Rachell puso los ojos en blanco por la molestia que le provocaba ese duelo de orgullo entre padre e hija; definitivamente, Elizabeth había heredado lo peor de Samuel.

—Bueno, ya llegará el momento en que alguno dé su brazo a torcer… —Desvió la mirada de la pantalla porque tocaron a su puerta—. Cariño, te tengo que dejar, tengo una reunión que atender —explicó al tiempo que hacía un ademán, invitando a su secretaria a pasar.

—Está bien mami, te quiero. Dale besos a Violet y a Oscar de mi parte. También dale uno a papá, pero no le digas que es mío.

—Eso haré señorita orgullo. Te quiero princesa, cuídate.

—También te quiero mami, adiós.

Elizabeth terminó la videollamada y volvió a sus ocupaciones, que le llevaban casi todo el día; sin embargo, a la hora del almuerzo seguía encontrándose con Alexandre. Como no le quedaba tiempo para cocinar, después de hablarlo muy seriamente con él y hacerle entender que era mejor para ambos seguir con el régimen alimenticio, cedió a que la señora Rosa les cocinara a diario.

Y estaba resultando de maravilla, porque hasta les hacía las compras y les preparaba sus comidas para todo el día, con las cantidades justas, incluyendo las meriendas.

Se levantó del escritorio y fue a reunirse con Mirna la gerente y con Gisele, la encargada de la sucursal en São Paulo, porque estaban coordinando la agenda para la semana de la moda en São Paulo, que se realizaría en unos meses.
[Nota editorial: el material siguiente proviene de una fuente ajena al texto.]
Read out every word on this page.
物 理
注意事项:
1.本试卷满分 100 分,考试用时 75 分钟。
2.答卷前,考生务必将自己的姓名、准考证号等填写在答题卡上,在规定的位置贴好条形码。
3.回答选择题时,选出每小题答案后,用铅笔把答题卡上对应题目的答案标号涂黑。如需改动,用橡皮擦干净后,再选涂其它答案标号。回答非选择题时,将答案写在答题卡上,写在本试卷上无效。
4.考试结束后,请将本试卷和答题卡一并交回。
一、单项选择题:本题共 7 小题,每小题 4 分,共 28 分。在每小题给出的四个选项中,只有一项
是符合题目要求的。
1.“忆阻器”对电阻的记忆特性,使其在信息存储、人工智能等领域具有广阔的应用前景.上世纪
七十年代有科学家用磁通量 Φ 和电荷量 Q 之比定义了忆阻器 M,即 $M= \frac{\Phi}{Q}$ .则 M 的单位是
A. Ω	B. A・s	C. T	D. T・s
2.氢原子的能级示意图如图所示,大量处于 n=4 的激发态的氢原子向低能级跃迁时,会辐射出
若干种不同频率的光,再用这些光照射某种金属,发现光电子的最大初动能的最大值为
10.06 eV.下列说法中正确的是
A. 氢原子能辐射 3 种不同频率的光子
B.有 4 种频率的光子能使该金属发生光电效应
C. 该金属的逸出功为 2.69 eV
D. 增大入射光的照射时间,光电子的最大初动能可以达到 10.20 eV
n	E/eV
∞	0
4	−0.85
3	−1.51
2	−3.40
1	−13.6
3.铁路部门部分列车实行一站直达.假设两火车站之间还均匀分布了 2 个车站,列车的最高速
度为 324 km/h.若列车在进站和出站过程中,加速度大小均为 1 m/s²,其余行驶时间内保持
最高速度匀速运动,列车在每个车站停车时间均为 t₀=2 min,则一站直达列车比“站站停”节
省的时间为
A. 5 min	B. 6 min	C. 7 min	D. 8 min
En la conversación eligieron los nombres de las modelos que desfilarían los diseños de la firma Winstead, una lista de veinte mujeres y cuatro hombres fueron tomados en cuenta para hacerles la convocatoria al evento.

—Luck. —Elizabeth resaltó en neón el nombre en el iPad—. Aceptará, estoy segura de eso, de todas maneras, envíenle la invitación a su representante —comentó.

—¿Para cuándo se empezarán a enviar?

—Esta misma semana, debemos hacerles la propuesta antes de que lo hagan otras firmas.

—Bien, desde mañana empiezo a hacerlas.

—¿Cómo van los diseños? —preguntó Mirna.